Хаотическая земля. Название получилось весьма точным. Поверхность здесь оказалась без опоры: водоносный слой быстро опустошился, вылившись во время большого наводнения в каньон Эхо, затем в каньон Касэй и оттуда на равнину Хриса примерно в двух тысячах километров. И когда это произошло, земля просто обвалилась.

И вот так нужно день за днем идти, карабкаться, ползать по всяким наклонным поверхностям и отломанным краям огромных глыб. Здесь хорошо видно, что случилось: земля провалилась и рассыпалась, ее было больше, чем могло бы поместиться. Силу этой древней катастрофы лишь едва сумели скрыть три миллиарда лет эрозии и осаждения пыли. Даже забавно, что столь изменчивого вида местность на самом деле была такой древней и неизменной.

Так что вокруг видно лишь разрушенную породу и ничего больше. Да и видеть-то получается не так уж далеко: даже с самых высоких точек (а Тропа так и тянется от одной такой точки к другой) до горизонта всего три-четыре километра. Вот такая тесная и смешанная пустошь ржавых камней.

Затем на пике какого-нибудь длинного гребня вы обнаружите, что забрались достаточно высоко, что вдали на востоке уже кое-как просматриваются бледно-оранжевые в предзакатном свете вершины горного хребта. А если останетесь на своем возвышении на ночлег, то в этом далеком розовом отблеске вам покажется, будто небо над вами медленно занимает чудное инопланетное явление.

Но следующим утром вы спуститесь обратно в лабиринт рытвин и холмиков, линий хребтов и редких плато, похожих на низкие плоские крыши в Манхэттене. Чтобы пересечь такую местность, от вас потребуется все внимание, поэтому вы почти забудете о виде гор вдали, а трудности станут все более ощутимыми (как раз в этом районе мы обнаружили трещину в тридцатиметровой скале, в которую легко можно спуститься на веревках) – пока не взойдете на следующий пик среди этого хаоса, который вновь обратит ваше внимание на горы, теперь более близкие и будто бы высокие. Теперь вам станет видно, что это не горный хребет, а утес, протянувшийся с севера на юг, от горизонта до горизонта, врезавшийся в обычный порядок скал, немного зубчатый, но тем не менее вполне массивный на вид.
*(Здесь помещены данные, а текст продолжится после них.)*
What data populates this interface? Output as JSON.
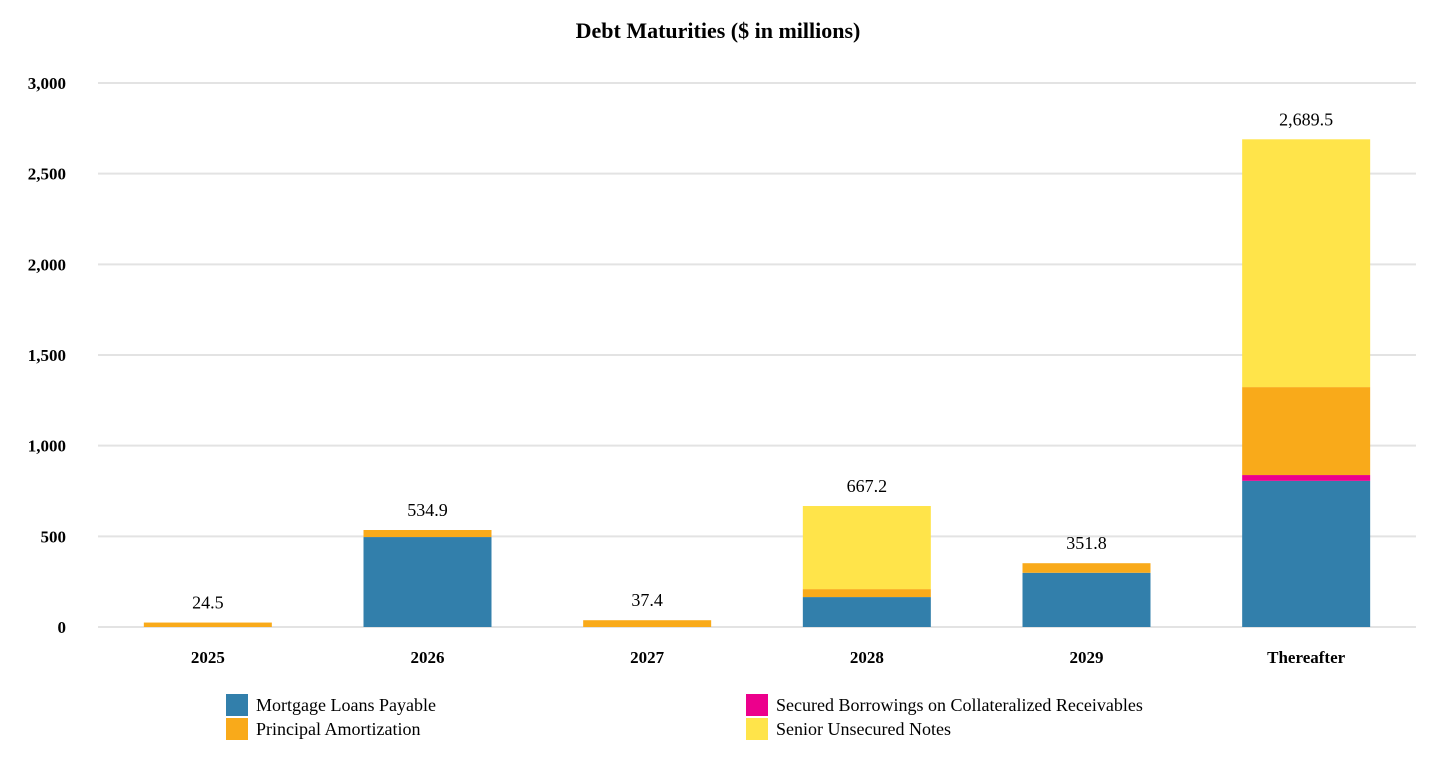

И с каждым днем, занимая ваш горизонт, он будет становиться все ближе. Оставаясь на виду все дольше, но не насовсем – потому что вы то и дело спускаетесь в те впадины, что встают у вас на пути. Но продолжая двигаться примерно на восток, всякий раз, когда вы не находитесь во впадине, утес высится впереди над горизонтом, до которого все также стабильно остается не более пяти километров. Таким образом получается, что у вас, по сути, два горизонта – один низкий и рядом, второй высокий и далеко.

И в итоге вы приближаетесь к утесу настолько, что он заполняет собой все небо на востоке. Он удивительным образом высится возле зенита – а вы будто бежите к стене другого, более масштабного мира. Будто ползете по сухому растрескавшемуся дну континентального шельфа. Расщелины и углубления в утесе теперь сами кажутся целыми просторами в мирах каньонов еще более глубоких и обрывистых. Каждый уступ между ними теперь тоже кажется огромной опорой расположенного выше мира. Редкие горизонтальные ступени стали будто бы настолько велики, что способны поддерживать целые острова. Но так ли это – снизу сказать трудно.

И действительно, ко времени, когда вы достигаете места, где можно встать на одно из последних возвышений хаоса, примерно той же высоты, что и узкая полоса холмистых плато между хаосом и уступом, – тогда-то вам и удается, наконец, заглянуть на то, что находится между вами и основанием утеса. Вершину утеса при этом вы уже не увидите. Его масса преграждает вам обзор, и то, что стоит перед вами, обрамляет все небо, но его вершина – не настоящая, хотя вам и может так показаться, тогда как на самом деле это скорее лишь какой-нибудь выступ на плоскости склона.